A biweekly publication for faculty and staff

Investing in Future Technology Needs

April 28, 2014

It has been 12 weeks since I joined UC Merced as your chief information officer, and while I recognize there is much to do and there are many problems to solve, I am grateful for the patience, partnership and positive outlook expressed by faculty and staff members and students.

At UC Merced, we are fortunate to have talented and committed IT staff members. The people comprising the IT organization have been enormously helpful in orienting me to opportunities and challenges, and in sharing their problem-solving talents.

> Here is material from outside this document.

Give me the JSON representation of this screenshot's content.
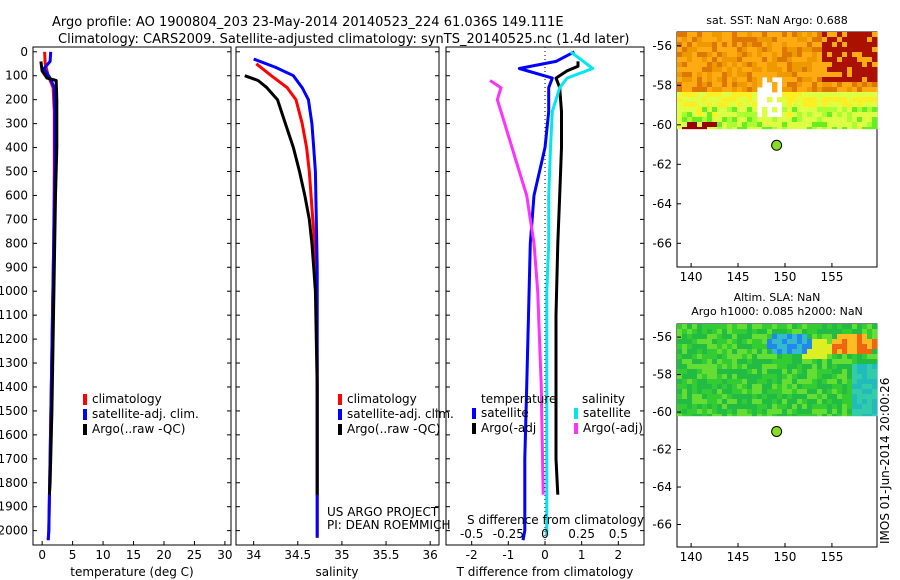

In addition to the IT staff, the network is one of our most strategic IT assets. Unlike buildings and facilities, it is less visible and its physical properties less apparent. But the network does consist of things you can touch and feel, that need care and support. It includes more than 1,500 individual pieces of equipment such as wireless access points, routers, switches and a variety of devices used to manage, maintain and secure the users and data that traverse the network.

The ubiquity of cloud computing — the ability to locate data and run software application from remote locations — and big data, so defined by its size, the speed at which it must be accessed and the variety of type, has placed critical importance on the network as key technology for moving information from point A to point B. 

Furthermore, it is not uncommon for people to carry two or three devices at a time that connect to the network.

All this means we need a network well designed for increasing demands, one that allows IT staff members to carefully and dynamically manage it as a resource according to shifting usage patterns.  

The campus network is an asset in which we need to continually invest.

As with most things, throwing money at the problem is not the sole solution. We do have insufficient coverage and need more wireless access points. However, in adding more access points, we also need to be mindful of adding newer technology to an infrastructure built on older technology standards. Doing so complicates our ability to manage all technology standards in a seamless fashion.

Given the rate of technological change, this is unavoidable. Yet it underscores that our approach to making technology investments should be based on informed understanding of current technology standards as defined and delivered by technology vendors and product manufacturers. 

Basically, we have to assume constant change and build an IT organization and the institutional processes that allow us to manage change though continuous improvement rather than lurching from breakdown to breakdown.

The network’s current value, based on the cost to replace each piece with a comparable device, is approximately $9 million. However, approximately 40 percent of our network devices are end-of-life (EOL).

Specifically, this means the vendors will no longer agree to support the hardware should components fail, nor will they provide upgraded software to run the devices or provide ongoing updates for security and other version upgrades.

Replacing all the current EOL network gear will cost more than $3 million. While it would seem prudent to rush out to replace equipment that is EOL — or equipment that no longer meets current technology performance standards — we would risk throwing good money after bad.

Instead, I have asked the network team to imagine a next-generation network — one that puts us on par with our sister UC campuses, that serves our researchers with high-performance data transfer and allows our students to download and stream content just as they might do at their homes.

Technology is no longer a trend. We all have to interact with it daily.

My goal is for IT staff members to provide the campus community with services and resources that help ease some of the pain when technology bites back.

Over the next few months, I will continue to discuss the challenges we face, ask for your input on how to best prioritize in the face of unbounded demand and share some of our achievements toward taming technology.